"The Lord created us in His image and likeness, and we are the image of the Lord, and He does good and all of us have this commandment at heart: do good and do not do evil. All of us. ‘But, Father, this is not Catholic! He cannot do good.’ Yes, he can. . . . The Lord has redeemed all of us, all of us, with the Blood of Christ: all of us, not just Catholics. Everyone! ‘Father, the atheists?’ Even the atheists. Everyone! . . . We must meet one another doing good. ‘But I don’t believe, Father, I am an atheist!’ But do good: we will meet one another there."
The Huffington Post added to the confusion by using the headline "Pope Francis Says Atheists Who Do Good Are Redeemed, Not Just Catholics." Here's my response to all this:
"Redeemed" is not the same as "saved." All the Pope was saying is that Christ died for all mankind. Whether a person chooses to avail himself of that saving work is another matter altogether. The Huffington Post's headline is yet another example of how the media doesn't "get religion," especially, I might add, Catholicism. The Pope's remarks boil down to two -- in my opinion, completely uncontroversial -- points: One, Christ died for all of humanity, and, two, all people, by virtue of their being created in the Divine Image, are capable of doing good, regardless of their beliefs or lack thereof. When the Pope speaks of meeting them "there," the "there" is that common capacity for doing good, not heaven.
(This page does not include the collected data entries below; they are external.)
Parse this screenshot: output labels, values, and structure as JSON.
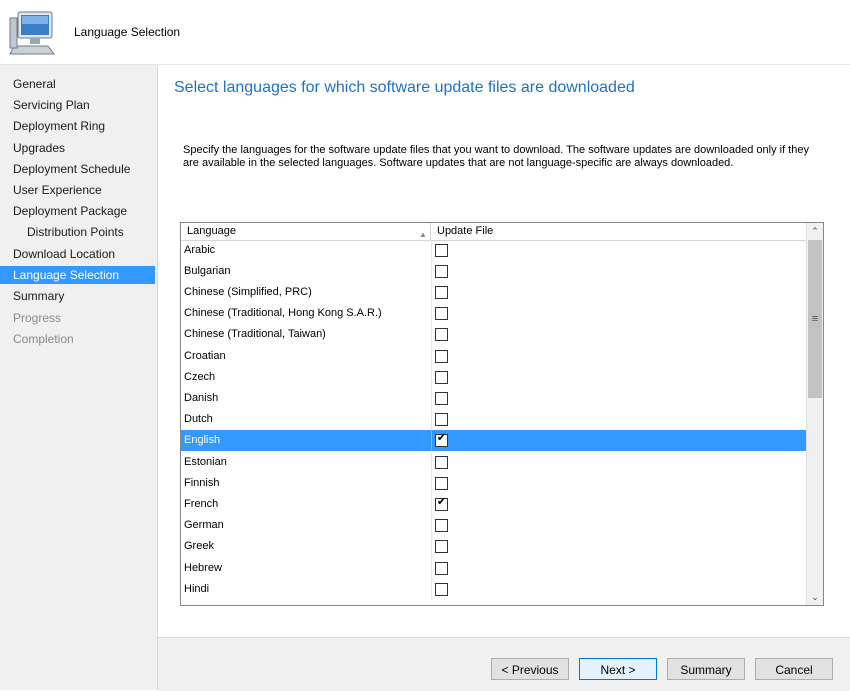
{
  "window": {
    "title": "Language Selection"
  },
  "sidebar": {
    "items": [
      {
        "label": "General",
        "state": "normal"
      },
      {
        "label": "Servicing Plan",
        "state": "normal"
      },
      {
        "label": "Deployment Ring",
        "state": "normal"
      },
      {
        "label": "Upgrades",
        "state": "normal"
      },
      {
        "label": "Deployment Schedule",
        "state": "normal"
      },
      {
        "label": "User Experience",
        "state": "normal"
      },
      {
        "label": "Deployment Package",
        "state": "normal"
      },
      {
        "label": "Distribution Points",
        "state": "normal",
        "indent": true
      },
      {
        "label": "Download Location",
        "state": "normal"
      },
      {
        "label": "Language Selection",
        "state": "selected"
      },
      {
        "label": "Summary",
        "state": "normal"
      },
      {
        "label": "Progress",
        "state": "disabled"
      },
      {
        "label": "Completion",
        "state": "disabled"
      }
    ]
  },
  "main": {
    "heading": "Select languages for which software update files are downloaded",
    "description": "Specify the languages for the software update files that you want to download. The software updates are downloaded only if they are available in the selected languages. Software updates that are not language-specific are always downloaded."
  },
  "grid": {
    "columns": {
      "language": "Language",
      "update_file": "Update File"
    },
    "rows": [
      {
        "language": "Arabic",
        "checked": false
      },
      {
        "language": "Bulgarian",
        "checked": false
      },
      {
        "language": "Chinese (Simplified, PRC)",
        "checked": false
      },
      {
        "language": "Chinese (Traditional, Hong Kong S.A.R.)",
        "checked": false
      },
      {
        "language": "Chinese (Traditional, Taiwan)",
        "checked": false
      },
      {
        "language": "Croatian",
        "checked": false
      },
      {
        "language": "Czech",
        "checked": false
      },
      {
        "language": "Danish",
        "checked": false
      },
      {
        "language": "Dutch",
        "checked": false
      },
      {
        "language": "English",
        "checked": true,
        "selected": true
      },
      {
        "language": "Estonian",
        "checked": false
      },
      {
        "language": "Finnish",
        "checked": false
      },
      {
        "language": "French",
        "checked": true
      },
      {
        "language": "German",
        "checked": false
      },
      {
        "language": "Greek",
        "checked": false
      },
      {
        "language": "Hebrew",
        "checked": false
      },
      {
        "language": "Hindi",
        "checked": false
      }
    ]
  },
  "buttons": {
    "previous": "< Previous",
    "next": "Next >",
    "summary": "Summary",
    "cancel": "Cancel"
  },
  "colors": {
    "selection": "#3399ff",
    "heading": "#1e72c4"
  }
}
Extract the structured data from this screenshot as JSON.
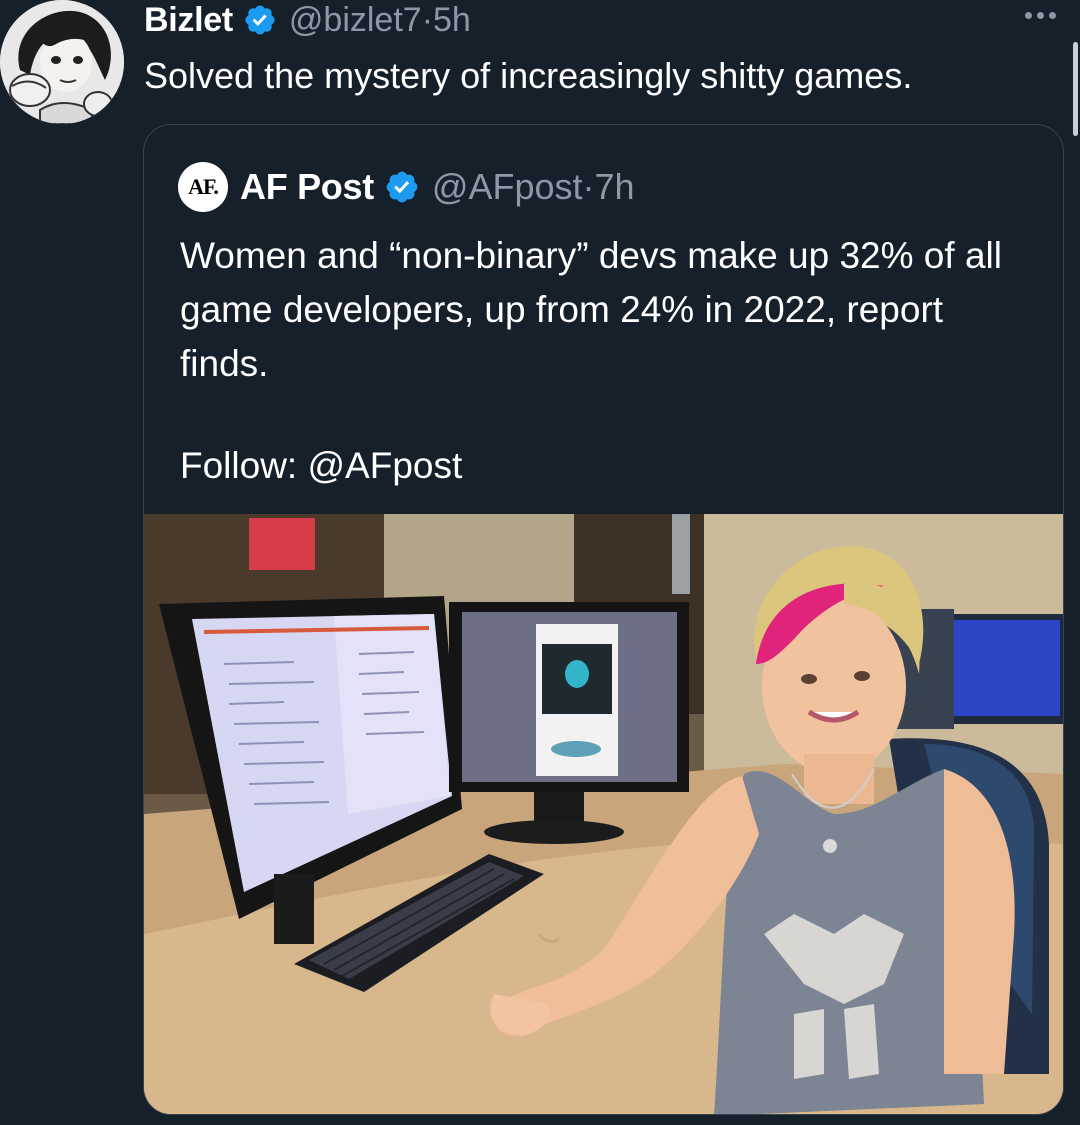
{
  "tweet": {
    "author_name": "Bizlet",
    "author_handle": "@bizlet7",
    "separator": " · ",
    "time": "5h",
    "text": "Solved the mystery of increasingly shitty games.",
    "avatar_icon": "manga-character-avatar",
    "verified_icon": "verified-badge-icon",
    "more_icon": "more-options-icon"
  },
  "quoted": {
    "logo_text": "AF.",
    "author_name": "AF Post",
    "author_handle": "@AFpost",
    "separator": " · ",
    "time": "7h",
    "text": "Women and “non-binary” devs make up 32% of all game developers, up from 24% in 2022, report finds.",
    "follow_text": "Follow: @AFpost",
    "verified_icon": "verified-badge-icon",
    "media_description_icon": "attached-photo"
  },
  "colors": {
    "background": "#15202b",
    "text": "#ffffff",
    "secondary_text": "#8b98a5",
    "verified": "#1d9bf0",
    "border": "#38444d"
  }
}
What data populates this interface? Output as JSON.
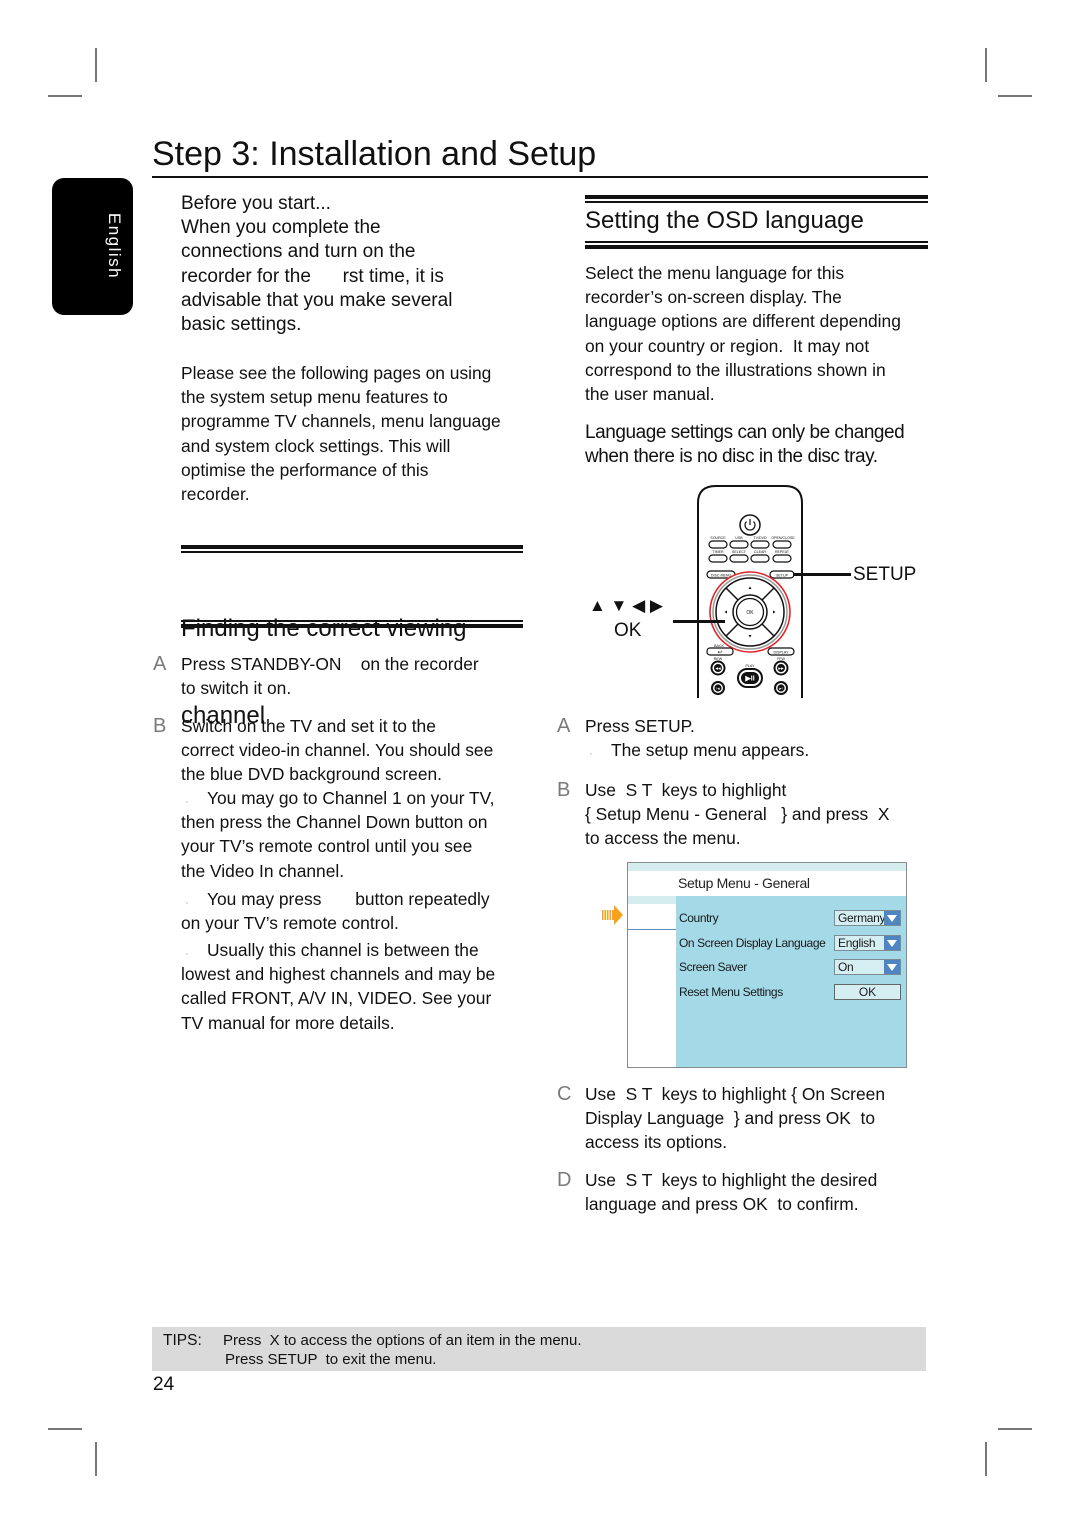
{
  "page": {
    "title": "Step 3: Installation and Setup",
    "language_tab": "English",
    "page_number": "24"
  },
  "before_you_start": {
    "lines": [
      "Before you start...",
      "When you complete the",
      "connections and turn on the",
      "recorder for the      rst time, it is",
      "advisable that you make several",
      "basic settings."
    ]
  },
  "intro_paragraph": {
    "lines": [
      "Please see the following pages on using",
      "the system setup menu features to",
      "programme TV channels, menu language",
      "and system clock settings. This will",
      "optimise the performance of this",
      "recorder."
    ]
  },
  "finding_channel": {
    "heading_lines": [
      "Finding the correct viewing",
      "channel"
    ],
    "steps": [
      {
        "letter": "A",
        "lines": [
          "Press STANDBY-ON    on the recorder",
          "to switch it on."
        ]
      },
      {
        "letter": "B",
        "lines": [
          "Switch on the TV and set it to the",
          "correct video-in channel. You should see",
          "the blue DVD background screen."
        ],
        "notes": [
          {
            "bullet": "‚",
            "lines": [
              "You may go to Channel 1 on your TV,",
              "then press the Channel Down button on",
              "your TV’s remote control until you see",
              "the Video In channel."
            ]
          },
          {
            "bullet": "‚",
            "lines": [
              "You may press       button repeatedly",
              "on your TV’s remote control."
            ]
          },
          {
            "bullet": "‚",
            "lines": [
              "Usually this channel is between the",
              "lowest and highest channels and may be",
              "called FRONT, A/V IN, VIDEO. See your",
              "TV manual for more details."
            ]
          }
        ]
      }
    ]
  },
  "osd_language": {
    "heading": "Setting the OSD language",
    "paragraph_lines": [
      "Select the menu language for this",
      "recorder’s on-screen display. The",
      "language options are different depending",
      "on your country or region.  It may not",
      "correspond to the illustrations shown in",
      "the user manual."
    ],
    "note_lines": [
      "Language settings can only be changed",
      "when there is no disc in the disc tray."
    ],
    "remote_callouts": {
      "setup": "SETUP",
      "arrows": "▲ ▼ ◀ ▶",
      "ok": "OK"
    },
    "remote_buttons": {
      "source": "SOURCE",
      "usb": "USB",
      "tv_dvd": "TV/DVD",
      "open_close": "OPEN/CLOSE",
      "timer": "TIMER",
      "select": "SELECT",
      "clear": "CLEAR",
      "repeat": "REPEAT",
      "disc_menu": "DISC MENU",
      "setup": "SETUP",
      "ok": "OK",
      "back": "BACK",
      "display": "DISPLAY",
      "rew": "REW",
      "ffw": "FFW",
      "play_pause": "PLAY",
      "back_glyph": "↩",
      "rew_glyph": "◀◀",
      "ffw_glyph": "▶▶",
      "play_glyph": "▶II",
      "prev_glyph": "I◀",
      "next_glyph": "▶I"
    },
    "steps": [
      {
        "letter": "A",
        "lines": [
          "Press SETUP."
        ],
        "note": {
          "bullet": "‚",
          "text": "The setup menu appears."
        }
      },
      {
        "letter": "B",
        "lines": [
          "Use  S T  keys to highlight",
          "{ Setup Menu - General   } and press  X",
          "to access the menu."
        ]
      },
      {
        "letter": "C",
        "lines": [
          "Use  S T  keys to highlight { On Screen",
          "Display Language  } and press OK  to",
          "access its options."
        ]
      },
      {
        "letter": "D",
        "lines": [
          "Use  S T  keys to highlight the desired",
          "language and press OK  to confirm."
        ]
      }
    ],
    "setup_menu": {
      "title": "Setup Menu - General",
      "rows": [
        {
          "label": "Country",
          "value": "Germany",
          "control": "dropdown"
        },
        {
          "label": "On Screen Display Language",
          "value": "English",
          "control": "dropdown"
        },
        {
          "label": "Screen Saver",
          "value": "On",
          "control": "dropdown"
        },
        {
          "label": "Reset Menu Settings",
          "value": "OK",
          "control": "button"
        }
      ]
    }
  },
  "tips": {
    "label": "TIPS:",
    "lines": [
      "Press  X to access the options of an item in the menu.",
      "Press SETUP  to exit the menu."
    ]
  },
  "colors": {
    "menu_background": "#a4d9e7",
    "menu_strip": "#d6edf0",
    "dropdown_arrow": "#4f86c1",
    "highlight_arrow": "#f7a21b",
    "remote_ring": "#e0262a",
    "tips_background": "#dadada",
    "step_letter": "#7a7a7a"
  }
}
It is true that Catholic thinking can accommodate what some see as "universalism," although it's not really the belief that all will be saved as much as the HOPE that all might be saved. But accommodation isn't the same thing as teaching. It's just a way of acknowledging that an idea is not beyond the pale.
I suspect that part of the problem is that we are taking remarks originally made in Italian and rendering them in English. The Italian word for "redemption," "redenzione" indicates "il sacrificio di Cristo per liberare gli uomini dalla schiavitù del peccato e del male," "the sacrifice of Christ that liberates humanity from the slavery of sin and evil." In other words, "redeemed" refers to Christ's sacrifice and not our response.